Protecting delimited data I
Materials presented in this section of the course include MinGen, a theoretical computational system that uses a formal protection model to ensure that releases provide adequate protection and that of all the possible releases that could provide adequate protection, MinGen returns one that is minimally distorted. The real-world systems
explored in subsequent weeks are compared to the theoretical results of MinGen.
Protecting delimited data II
Materials presented in this section of the course include Datafly, a computational system
applied to field-structured databases. It uses a formal protection model to ensure that releases provide adequate protection and that of all the possible releases that could provide adequate protection, the system returns one that is considered useful to the recipient of the data.

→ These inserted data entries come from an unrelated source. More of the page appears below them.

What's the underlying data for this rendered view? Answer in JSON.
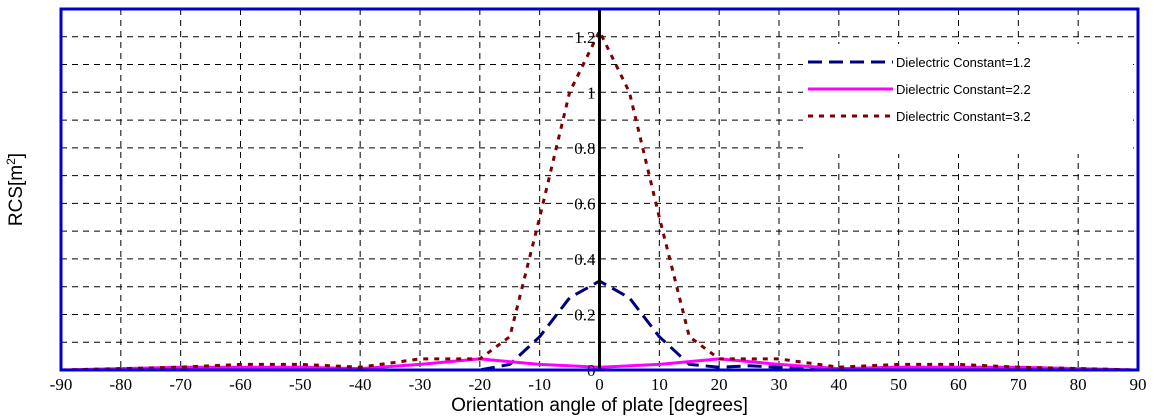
{
  "chart_data": {
    "type": "line",
    "xlabel": "Orientation angle of plate [degrees]",
    "ylabel": "RCS[m",
    "ylabel_sup": "2",
    "ylabel_end": "]",
    "xlim": [
      -90,
      90
    ],
    "ylim": [
      0,
      1.3
    ],
    "grid": true,
    "legend_position": "top-right",
    "x_ticks": [
      "-90",
      "-80",
      "-70",
      "-60",
      "-50",
      "-40",
      "-30",
      "-20",
      "-10",
      "0",
      "10",
      "20",
      "30",
      "40",
      "50",
      "60",
      "70",
      "80",
      "90"
    ],
    "y_ticks": [
      "0",
      "0.2",
      "0.4",
      "0.6",
      "0.8",
      "1",
      "1.2"
    ],
    "colors": {
      "frame": "#0000cc",
      "grid": "#000000"
    },
    "series": [
      {
        "name": "Dielectric Constant=1.2",
        "color": "#000080",
        "dash": "14,7",
        "x": [
          -90,
          -80,
          -70,
          -60,
          -50,
          -40,
          -30,
          -20,
          -15,
          -10,
          -5,
          0,
          5,
          10,
          15,
          20,
          25,
          30,
          40,
          50,
          60,
          70,
          80,
          90
        ],
        "y": [
          0,
          0,
          0,
          0,
          0,
          0,
          0,
          0,
          0.02,
          0.12,
          0.26,
          0.32,
          0.26,
          0.12,
          0.02,
          0.01,
          0.015,
          0.01,
          0.005,
          0,
          0,
          0,
          0,
          0
        ]
      },
      {
        "name": "Dielectric Constant=2.2",
        "color": "#ff00ff",
        "dash": "",
        "x": [
          -90,
          -80,
          -70,
          -60,
          -50,
          -40,
          -30,
          -20,
          -10,
          0,
          10,
          20,
          30,
          40,
          50,
          60,
          70,
          80,
          90
        ],
        "y": [
          0,
          0.005,
          0.01,
          0.01,
          0.01,
          0.005,
          0.02,
          0.04,
          0.02,
          0.01,
          0.02,
          0.04,
          0.02,
          0.005,
          0.01,
          0.01,
          0.01,
          0.005,
          0
        ]
      },
      {
        "name": "Dielectric Constant=3.2",
        "color": "#800000",
        "dash": "5,6",
        "x": [
          -90,
          -70,
          -60,
          -50,
          -40,
          -30,
          -20,
          -15,
          -10,
          -5,
          0,
          5,
          10,
          15,
          20,
          30,
          40,
          50,
          60,
          70,
          90
        ],
        "y": [
          0,
          0.01,
          0.02,
          0.02,
          0.01,
          0.04,
          0.04,
          0.12,
          0.55,
          1.0,
          1.22,
          1.0,
          0.55,
          0.12,
          0.04,
          0.04,
          0.01,
          0.02,
          0.02,
          0.01,
          0
        ]
      }
    ]
  }
}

Protecting delimited data III
Materials presented in this section of the course include Mu-Argus, a computational system created and used by Statistics Netherlands which is surprisingly similar to my Datafly and Datafly II Systems, even though the systems were developed at roughly the same time with no knowledge of each other and come from different academic traditions. Datafly II tends to over-distort data while m-Argus tends to under-protect data. Neither is perfect.
Protecting delimited data IV
Materials presented in this section of the course include k-Similar, another
computational solution that attempts to provide privacy protection in field-structured data. Unlike my Datafly II System and Statistics Netherlands’ Mu-Argus System discussed earlier, my k-Similar algorithm produces optimal releases without over distorting the data and without under-protecting the data. Further, the metrics used by k-Similar are extensible so that most of the disclosure limitation techniques. However, k-Similar is not practical on large data sets.
Protecting textual documents
Materials presented in this section of the course include Scrub, a computational
system that attempts to provide privacy protection in textual documents such as letters and email messages. An additional privacy problem that appears in unrestricted text, and not in field-structured databases, involves explicit identifiers within the text itself, which need to be located and altered. Because of the abundance of textual information on the Web, demand for systems that can render text sufficiently anonymous is great.
Technology, Policy, Privacy and Freedom
Materials presented in these sections of the course include current discussions on medical privacy legislation, policies and best practices. Ultimately, the social setting places many constraints on the problems that must be understood if proposed solutions are to be viable. For the proposed technical solutions discussed earlier to be most effective, accompanying policies are required and so, the two must work together. At present, policy makers as well as the general public appear unaware not only of possible solutions, but also of the problems themselves.
Materials presented in these sections also include an examination of privacy matters specific to the World Wide Web and to the growing challenges facing society. As earlier discussions demonstrate, we are moving towards a society that can have all the data on all the people, a situation that is at odds with the philosophical foundation of the American way of life. It is not clear what words like “liberty” and “freedom” mean in the absence of personal privacy, for example. Nor is it clear how protections previously provided by the Freedom of Information Act or the requirement for search warrants can continue to offer the security they have historically provided.